We have to admit, we did not go into this movie with many expectations to begin with. That made Jawaani Jaaneman a pleasant surprise - we booked a late night show, and a recliner, but dozing off was never an option (not that this reviewer actually ever sleeps in a theatre - he's dutifully reviewed even this excuse for a film
Director Nitin Kakkar, known for his entertaining debut film Filmistaan
, is the helmer of this one, and manages to keep the tone of the movie fun and peppy, for the most while. Jawaani Jaaneman is a remake of 2010 Argentinian comedy Igualita A Mi, and it portrays the journey of a man who refuses to acknowledge his age, by maintaining that monogamy and settling down would be his demise.
Middle-aged Casanova Jaswinder 'Jazz' Singh (Saif Ali Khan) brings home a girl from his usual haunt, a nightclub owned by his friend Rocky (Chunky Pandey) - no departure from his standard hedonistic lifestyle. Only this time around, the girl, Tia (Alaya Furniturewala), drops a bomb on him - that there is a 33.33% chance that he is her father.
Jazz reacts as you would expect - all hell breaks loose for this 40/50-something bachelor.
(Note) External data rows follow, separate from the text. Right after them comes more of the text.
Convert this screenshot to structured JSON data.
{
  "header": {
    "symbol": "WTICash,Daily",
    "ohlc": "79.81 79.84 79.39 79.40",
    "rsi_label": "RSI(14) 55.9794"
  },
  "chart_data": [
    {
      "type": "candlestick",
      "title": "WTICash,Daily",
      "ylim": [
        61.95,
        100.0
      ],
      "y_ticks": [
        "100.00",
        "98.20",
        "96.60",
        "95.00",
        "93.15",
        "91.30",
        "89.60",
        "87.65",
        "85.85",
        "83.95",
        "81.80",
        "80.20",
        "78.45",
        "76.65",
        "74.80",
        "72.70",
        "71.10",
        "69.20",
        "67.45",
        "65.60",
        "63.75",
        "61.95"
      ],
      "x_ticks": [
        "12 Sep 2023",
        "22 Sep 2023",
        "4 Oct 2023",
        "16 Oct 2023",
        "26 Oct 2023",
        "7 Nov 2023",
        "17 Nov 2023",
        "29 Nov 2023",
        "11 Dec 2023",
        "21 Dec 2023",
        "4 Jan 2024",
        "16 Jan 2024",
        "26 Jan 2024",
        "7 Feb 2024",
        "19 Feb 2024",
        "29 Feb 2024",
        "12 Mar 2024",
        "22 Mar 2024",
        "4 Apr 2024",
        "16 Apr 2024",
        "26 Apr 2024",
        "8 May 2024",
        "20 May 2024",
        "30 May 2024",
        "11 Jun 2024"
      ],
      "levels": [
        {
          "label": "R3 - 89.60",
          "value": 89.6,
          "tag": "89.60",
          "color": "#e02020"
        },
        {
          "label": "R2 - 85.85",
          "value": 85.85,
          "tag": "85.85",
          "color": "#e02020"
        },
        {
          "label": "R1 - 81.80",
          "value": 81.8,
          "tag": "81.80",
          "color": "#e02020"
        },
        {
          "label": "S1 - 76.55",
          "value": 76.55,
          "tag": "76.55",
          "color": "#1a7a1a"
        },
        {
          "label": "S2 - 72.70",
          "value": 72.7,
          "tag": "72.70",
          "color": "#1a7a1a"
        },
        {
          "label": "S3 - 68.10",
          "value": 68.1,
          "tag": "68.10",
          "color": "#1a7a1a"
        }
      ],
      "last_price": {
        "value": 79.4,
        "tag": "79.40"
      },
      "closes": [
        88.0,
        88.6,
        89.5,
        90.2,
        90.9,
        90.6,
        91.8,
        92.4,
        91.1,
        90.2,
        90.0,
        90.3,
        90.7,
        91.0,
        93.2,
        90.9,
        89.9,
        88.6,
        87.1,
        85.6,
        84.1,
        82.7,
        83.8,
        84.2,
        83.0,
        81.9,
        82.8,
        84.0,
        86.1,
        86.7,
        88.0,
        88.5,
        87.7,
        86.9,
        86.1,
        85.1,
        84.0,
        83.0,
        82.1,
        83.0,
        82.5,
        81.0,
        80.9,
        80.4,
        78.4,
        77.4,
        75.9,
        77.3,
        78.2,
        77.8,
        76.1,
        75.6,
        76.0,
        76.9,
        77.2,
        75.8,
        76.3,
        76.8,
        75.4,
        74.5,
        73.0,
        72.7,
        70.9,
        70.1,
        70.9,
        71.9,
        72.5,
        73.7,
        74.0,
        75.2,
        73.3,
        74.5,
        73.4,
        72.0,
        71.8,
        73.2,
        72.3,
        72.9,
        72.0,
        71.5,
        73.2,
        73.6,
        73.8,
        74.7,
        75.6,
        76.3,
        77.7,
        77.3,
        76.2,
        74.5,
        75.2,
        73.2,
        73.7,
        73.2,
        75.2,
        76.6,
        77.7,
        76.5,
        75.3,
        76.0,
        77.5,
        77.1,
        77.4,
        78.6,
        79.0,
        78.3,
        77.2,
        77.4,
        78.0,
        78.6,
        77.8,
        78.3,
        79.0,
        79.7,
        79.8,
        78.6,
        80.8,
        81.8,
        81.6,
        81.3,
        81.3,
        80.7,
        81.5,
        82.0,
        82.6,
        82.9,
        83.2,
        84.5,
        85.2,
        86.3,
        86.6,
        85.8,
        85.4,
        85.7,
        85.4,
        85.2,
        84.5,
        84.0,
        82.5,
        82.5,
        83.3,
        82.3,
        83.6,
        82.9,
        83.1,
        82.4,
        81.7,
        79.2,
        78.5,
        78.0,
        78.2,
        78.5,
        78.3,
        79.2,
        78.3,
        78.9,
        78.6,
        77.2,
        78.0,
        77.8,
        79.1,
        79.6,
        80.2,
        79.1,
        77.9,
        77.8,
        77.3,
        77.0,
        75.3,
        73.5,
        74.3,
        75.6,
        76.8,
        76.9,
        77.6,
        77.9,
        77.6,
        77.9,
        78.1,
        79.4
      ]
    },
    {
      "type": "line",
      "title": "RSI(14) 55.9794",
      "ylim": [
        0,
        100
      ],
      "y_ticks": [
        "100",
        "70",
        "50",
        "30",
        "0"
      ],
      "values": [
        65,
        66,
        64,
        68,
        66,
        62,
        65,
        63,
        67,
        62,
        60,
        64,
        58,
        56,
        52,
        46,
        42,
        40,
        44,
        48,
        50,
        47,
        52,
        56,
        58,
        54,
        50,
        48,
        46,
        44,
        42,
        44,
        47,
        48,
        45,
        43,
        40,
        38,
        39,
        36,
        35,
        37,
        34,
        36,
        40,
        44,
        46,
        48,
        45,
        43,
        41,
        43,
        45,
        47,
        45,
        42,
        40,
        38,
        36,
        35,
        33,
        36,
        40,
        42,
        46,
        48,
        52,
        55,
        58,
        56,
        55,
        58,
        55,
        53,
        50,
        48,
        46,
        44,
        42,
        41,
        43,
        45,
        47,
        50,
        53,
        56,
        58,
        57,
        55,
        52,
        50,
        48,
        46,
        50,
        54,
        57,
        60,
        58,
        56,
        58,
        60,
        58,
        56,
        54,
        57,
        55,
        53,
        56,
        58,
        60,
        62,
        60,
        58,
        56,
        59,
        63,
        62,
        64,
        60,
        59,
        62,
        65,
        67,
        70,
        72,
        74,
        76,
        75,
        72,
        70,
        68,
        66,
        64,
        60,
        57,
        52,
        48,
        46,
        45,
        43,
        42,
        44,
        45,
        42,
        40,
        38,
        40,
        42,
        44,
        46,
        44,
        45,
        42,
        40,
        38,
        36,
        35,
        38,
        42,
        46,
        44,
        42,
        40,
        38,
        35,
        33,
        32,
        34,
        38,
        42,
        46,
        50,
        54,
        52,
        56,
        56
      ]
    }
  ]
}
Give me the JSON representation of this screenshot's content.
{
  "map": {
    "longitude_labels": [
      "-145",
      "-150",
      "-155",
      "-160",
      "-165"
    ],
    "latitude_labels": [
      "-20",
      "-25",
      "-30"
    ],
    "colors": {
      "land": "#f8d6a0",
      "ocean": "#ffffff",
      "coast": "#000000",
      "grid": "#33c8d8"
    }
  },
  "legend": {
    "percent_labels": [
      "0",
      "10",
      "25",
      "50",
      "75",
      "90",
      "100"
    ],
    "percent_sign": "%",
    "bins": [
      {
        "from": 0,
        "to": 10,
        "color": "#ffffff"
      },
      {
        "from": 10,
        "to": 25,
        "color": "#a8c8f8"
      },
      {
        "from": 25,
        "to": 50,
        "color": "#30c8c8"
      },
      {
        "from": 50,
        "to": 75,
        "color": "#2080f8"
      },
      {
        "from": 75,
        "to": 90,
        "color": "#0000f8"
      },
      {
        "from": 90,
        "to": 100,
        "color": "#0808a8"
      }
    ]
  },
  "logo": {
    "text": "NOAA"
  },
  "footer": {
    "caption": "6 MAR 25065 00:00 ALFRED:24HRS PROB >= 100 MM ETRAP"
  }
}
A casual fling with the delightfully weird Ananya (Tabu) in Amsterdam over twenty years ago resulted in an offspring, he gathers - an offspring who is now on a mission to get in touch with her biological father. And you are taken along for a fun ride as one man tries desperately to cling on to his responsibility-free, minimalist lifestyle while also wanting to do right by his newfound daughter.
Set in London, Jawaani Jaaneman will primarily find appeal in the metros, as it strays away from traditional family structures and dwells on a more unconventional approach to relationships. Jazz is the urban middle-aged lost guy, who tries to hold on to his freewheeling lifestyle a little too hard. What differs here is how the whole character is treated. There is very little stigma attached to singledom, or premarital sex, or having children out of wedlock - the entirety of the characters are accepting and generally comfortable with these concepts.
The end result is refreshing - you get to experience a story for its own sake with almost no attached lessons in morality. Almost, because there is an unnecessary take in the movie where the negative clichés about singledom are reinforced - but this is an exception rather than the norm. Concepts that many Indians find hard to fathom, like respecting the space of your loved ones, are introduced in a way that is indeed comforting - Jawaani Jaaneman is ultimately a feel-good movie.
However, despite it being good fun, not everything is perfect here. Jawaani Jaaneman suffers from long-drawn drama sequences at multiple points, and could have been much shorter with no effect on its plot. Singledom is still harped upon, and old-school romantic love is still idealised - albeit in a non-preachy way.
Despite the movie having three different music directors, the songs grate on the ears, with little to no originality. It poses the question: has Bollywood finally run out of fresh song-writing material, happy to stick with remixes of old chartbusters? Saif dancing to the revamped "2.0" version of his Ole Ole from Yeh Dillagi is perhaps the only memorable moment related to music in this otherwise entertaining film.
Speaking of Saif, the film is all about his character. He gets to play the modern, urban Indian - a role he is already comfortable with - and he is at ease here. Tabu's extended cameo brings out more than a few laughs. Her slow drawl and random muttering are hilarious.
Alaya Furniturewala, in her debut, is extremely charming as Saif's daughter Tia - and she easily holds up to him each time they are on the screen together. The rest of the extended cast is assured and helpful, and there is no character that seems over-the-top or out of place. This is a movie that is heavily dependent upon the chemistry of its actors, and the casting is spot-on.
All things considered, there are worse ways to spend a couple of hours than watching Jawaani Jaaneman. It doesn't drag on and is mostly entertaining, making it good enough for a one-time watch.